By John Glaser
Nobody thinks the Afghan government puts Afghanistan on a path to independence, stability, and good governance. Well, almost nobody.
According to the latest polls, an astonishing 40 percent of Americans think the war in Afghanistan is going “very well” or “fairly well.” And while 60 percent say America “should not be involved” in Afghanistan, 31 percent think we’re doing the right thing.
Most of the political class, and nearly all of the Washington, DC wonkers, however, believe what should be obvious to well over 60 percent of Americans: the war is a failure and the Afghan government and its security forces warrant zero confidence by every observable metric. A report by the International Crisis Group earlier this month found that the Afghan government “could collapse” after the 2014 transition and the Associated Press reported last week that “a decisive end seems nowhere in sight,” while noting the enduring Taliban insurgency, the failure of a negotiated settlement, the weakness of the US-backed Kabul government, and Washington’s plans to keep tens of thousands of troops in Afghanistan well beyond the much-cited “withdrawal date” of 2014. “We are probably headed for stalemate in 2014,” says Stephen Biddle, a George Washington University professor who has advised US commanders in Afghanistan and Iraq.
So why the lingering support by sizable minorities?
In a word: propaganda. At Foreign Policy, Frances Z. Brown of the Council on Foreign Relations thinks the naive faith in the Afghan government, the Obama administration’s key to “success” in Afghanistan, is because few people have a systematic understanding of the reality on the ground due to (1) a reliance on liars in the US government and military, and (2) their distraction by anecdotal soundbites, and the inability or unwillingness to think beyond that. Brown writes:
In an era of budget constraints, military and civilian organizations in Afghanistan are pressured to demonstrate results quickly-and so they direct the unremitting stream of high-level visitors and influential thinkers to Afghanistan’s most impressive cases. As a second explanation, our sound-bite culture places a premium on personal testimonials, and so peppering public communication with colorful narratives rather than tedious data is often viewed as more authentic or engaging.
This reminds me of Michael Hastings blockbuster reporting in Rolling Stone last year, when he revealed that “the US Army illegally ordered a team of soldiers specializing in ‘psychological operations’ to manipulate visiting American senators into providing more troops and funding for the war.”

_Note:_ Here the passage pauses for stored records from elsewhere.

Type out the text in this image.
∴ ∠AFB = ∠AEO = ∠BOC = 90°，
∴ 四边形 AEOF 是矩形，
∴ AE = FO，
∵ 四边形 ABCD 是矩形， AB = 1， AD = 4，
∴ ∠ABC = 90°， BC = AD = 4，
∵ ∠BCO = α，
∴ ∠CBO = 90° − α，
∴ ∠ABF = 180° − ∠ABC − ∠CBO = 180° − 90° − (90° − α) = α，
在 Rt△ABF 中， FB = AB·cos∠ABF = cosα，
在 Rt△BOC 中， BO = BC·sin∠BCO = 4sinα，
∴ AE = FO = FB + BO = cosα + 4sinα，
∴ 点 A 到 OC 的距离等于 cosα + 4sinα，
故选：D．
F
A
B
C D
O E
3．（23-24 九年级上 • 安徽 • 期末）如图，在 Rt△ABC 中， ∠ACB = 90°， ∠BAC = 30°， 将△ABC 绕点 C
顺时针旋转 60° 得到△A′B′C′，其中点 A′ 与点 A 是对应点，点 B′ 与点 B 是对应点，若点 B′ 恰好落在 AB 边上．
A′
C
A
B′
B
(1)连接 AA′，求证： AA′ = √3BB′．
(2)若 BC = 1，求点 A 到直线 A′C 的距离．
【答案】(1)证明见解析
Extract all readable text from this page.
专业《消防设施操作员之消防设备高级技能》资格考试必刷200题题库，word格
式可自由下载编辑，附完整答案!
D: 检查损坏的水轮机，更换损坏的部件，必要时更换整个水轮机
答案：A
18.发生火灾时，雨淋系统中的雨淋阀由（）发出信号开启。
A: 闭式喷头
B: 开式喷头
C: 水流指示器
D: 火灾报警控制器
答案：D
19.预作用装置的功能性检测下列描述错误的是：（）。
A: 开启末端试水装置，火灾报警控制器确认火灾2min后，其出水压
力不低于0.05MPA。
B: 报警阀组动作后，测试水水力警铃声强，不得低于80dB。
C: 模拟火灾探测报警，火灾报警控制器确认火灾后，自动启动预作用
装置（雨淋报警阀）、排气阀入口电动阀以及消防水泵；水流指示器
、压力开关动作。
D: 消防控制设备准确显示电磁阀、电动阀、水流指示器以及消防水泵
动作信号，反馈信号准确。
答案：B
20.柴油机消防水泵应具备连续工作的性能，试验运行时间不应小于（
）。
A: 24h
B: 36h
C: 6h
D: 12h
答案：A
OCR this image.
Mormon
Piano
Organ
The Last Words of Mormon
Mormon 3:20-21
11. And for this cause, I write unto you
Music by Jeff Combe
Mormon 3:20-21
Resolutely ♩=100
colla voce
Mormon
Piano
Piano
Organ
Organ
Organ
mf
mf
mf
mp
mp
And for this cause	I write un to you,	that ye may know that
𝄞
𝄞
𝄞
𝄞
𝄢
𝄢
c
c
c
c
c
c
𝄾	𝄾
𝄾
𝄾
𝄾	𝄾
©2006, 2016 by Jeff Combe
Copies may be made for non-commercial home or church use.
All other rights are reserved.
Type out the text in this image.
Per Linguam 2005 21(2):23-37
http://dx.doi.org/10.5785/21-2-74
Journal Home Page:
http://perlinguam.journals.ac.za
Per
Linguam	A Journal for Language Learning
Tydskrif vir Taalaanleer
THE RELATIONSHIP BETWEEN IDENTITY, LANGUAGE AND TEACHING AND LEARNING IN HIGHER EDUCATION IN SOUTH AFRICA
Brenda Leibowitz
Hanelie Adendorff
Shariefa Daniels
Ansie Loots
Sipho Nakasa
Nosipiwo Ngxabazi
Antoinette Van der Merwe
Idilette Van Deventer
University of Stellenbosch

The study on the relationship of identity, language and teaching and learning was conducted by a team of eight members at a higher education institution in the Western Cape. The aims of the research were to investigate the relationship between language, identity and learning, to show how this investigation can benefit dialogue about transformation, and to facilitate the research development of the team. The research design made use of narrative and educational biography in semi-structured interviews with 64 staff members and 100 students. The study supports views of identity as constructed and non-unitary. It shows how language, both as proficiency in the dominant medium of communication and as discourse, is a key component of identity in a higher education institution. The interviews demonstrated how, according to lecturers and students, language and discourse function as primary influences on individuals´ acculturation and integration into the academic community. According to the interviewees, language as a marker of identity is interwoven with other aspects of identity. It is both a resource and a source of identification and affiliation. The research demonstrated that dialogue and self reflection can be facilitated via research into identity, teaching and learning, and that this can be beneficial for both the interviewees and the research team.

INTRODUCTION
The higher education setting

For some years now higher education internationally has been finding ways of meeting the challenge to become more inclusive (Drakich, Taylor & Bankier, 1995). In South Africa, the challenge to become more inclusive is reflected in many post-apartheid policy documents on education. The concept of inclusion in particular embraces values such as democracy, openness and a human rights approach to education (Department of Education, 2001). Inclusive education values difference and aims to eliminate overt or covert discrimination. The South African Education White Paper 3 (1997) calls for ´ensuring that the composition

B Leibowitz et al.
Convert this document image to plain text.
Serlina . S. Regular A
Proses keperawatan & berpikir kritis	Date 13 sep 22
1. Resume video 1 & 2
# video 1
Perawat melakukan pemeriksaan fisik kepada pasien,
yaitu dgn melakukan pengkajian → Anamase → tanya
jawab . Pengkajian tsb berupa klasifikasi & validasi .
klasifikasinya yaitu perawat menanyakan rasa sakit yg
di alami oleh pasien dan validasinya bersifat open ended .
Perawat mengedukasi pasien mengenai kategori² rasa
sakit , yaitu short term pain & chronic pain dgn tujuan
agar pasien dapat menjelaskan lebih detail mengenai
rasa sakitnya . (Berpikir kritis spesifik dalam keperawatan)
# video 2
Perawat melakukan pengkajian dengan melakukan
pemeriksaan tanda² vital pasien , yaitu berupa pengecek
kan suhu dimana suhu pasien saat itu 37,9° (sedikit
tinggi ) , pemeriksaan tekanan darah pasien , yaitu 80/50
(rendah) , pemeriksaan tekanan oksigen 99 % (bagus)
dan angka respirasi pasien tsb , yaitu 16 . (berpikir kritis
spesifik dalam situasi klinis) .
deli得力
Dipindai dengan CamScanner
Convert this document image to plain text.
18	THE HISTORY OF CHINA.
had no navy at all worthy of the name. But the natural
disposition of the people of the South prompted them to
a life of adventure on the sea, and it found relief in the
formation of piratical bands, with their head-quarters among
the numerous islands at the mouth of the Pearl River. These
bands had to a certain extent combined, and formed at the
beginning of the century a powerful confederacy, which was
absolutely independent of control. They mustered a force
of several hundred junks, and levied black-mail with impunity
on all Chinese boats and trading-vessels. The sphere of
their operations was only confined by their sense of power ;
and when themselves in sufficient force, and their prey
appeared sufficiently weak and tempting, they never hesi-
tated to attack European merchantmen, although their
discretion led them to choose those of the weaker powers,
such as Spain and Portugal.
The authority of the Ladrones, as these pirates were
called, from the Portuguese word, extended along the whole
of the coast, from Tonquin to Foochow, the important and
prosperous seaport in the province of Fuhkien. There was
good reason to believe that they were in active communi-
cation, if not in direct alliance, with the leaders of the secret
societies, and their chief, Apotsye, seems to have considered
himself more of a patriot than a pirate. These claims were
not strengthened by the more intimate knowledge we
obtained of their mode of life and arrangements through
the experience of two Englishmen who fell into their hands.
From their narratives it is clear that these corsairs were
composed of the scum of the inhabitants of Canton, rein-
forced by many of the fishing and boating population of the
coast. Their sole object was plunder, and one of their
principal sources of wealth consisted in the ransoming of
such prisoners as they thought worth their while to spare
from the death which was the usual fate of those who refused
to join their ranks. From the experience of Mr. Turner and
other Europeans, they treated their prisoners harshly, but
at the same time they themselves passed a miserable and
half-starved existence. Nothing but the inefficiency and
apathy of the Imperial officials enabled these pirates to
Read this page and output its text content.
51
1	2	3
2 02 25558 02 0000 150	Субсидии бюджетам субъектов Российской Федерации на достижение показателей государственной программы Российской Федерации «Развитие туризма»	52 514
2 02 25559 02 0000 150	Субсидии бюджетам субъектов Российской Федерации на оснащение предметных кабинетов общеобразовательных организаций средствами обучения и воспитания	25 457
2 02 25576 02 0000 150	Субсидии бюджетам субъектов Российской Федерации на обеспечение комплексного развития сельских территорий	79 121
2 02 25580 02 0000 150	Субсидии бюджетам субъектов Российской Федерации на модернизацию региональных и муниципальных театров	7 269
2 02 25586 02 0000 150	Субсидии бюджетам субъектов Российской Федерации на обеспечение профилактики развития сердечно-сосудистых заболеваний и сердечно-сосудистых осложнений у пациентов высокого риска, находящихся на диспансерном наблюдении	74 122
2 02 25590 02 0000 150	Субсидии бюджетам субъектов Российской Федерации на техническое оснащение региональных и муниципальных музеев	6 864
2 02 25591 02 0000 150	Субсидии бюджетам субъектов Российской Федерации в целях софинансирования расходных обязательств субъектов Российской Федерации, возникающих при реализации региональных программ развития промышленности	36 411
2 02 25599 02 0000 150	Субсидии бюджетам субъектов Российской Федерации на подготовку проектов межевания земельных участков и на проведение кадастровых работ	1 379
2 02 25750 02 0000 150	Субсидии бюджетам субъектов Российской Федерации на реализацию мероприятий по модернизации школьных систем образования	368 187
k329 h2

Lieutenant Colonel Daniel L. Davis, who bravely came out publicly last year to denounce the US military leadership as a bunch of propagandists, said that “Our current military leadership is so distorting the information it releases that the deterioration of the situation and the failing nature of our efforts is shielded from the American public (and Congress), and replaced instead with explicit statements that all is going according to plan.” He said his deployments to Afghanistan revealed to him a reality that “bore no resemblance to rosy official statements by U.S. military leaders about conditions on the ground.”
And as for the second part of Brown’s explanation, I turn it over to Noam Chomsky:
The propaganda effort on Afghanistan has been going on for more than a decade now, and the fact that 53 percent of Americans think its going “not too well” or “not at all well” means perhaps the batteries are running out. But it still manages to keep sizable minorities from opposing it and to keep virtually the entire American public passive, docile, and disinterested.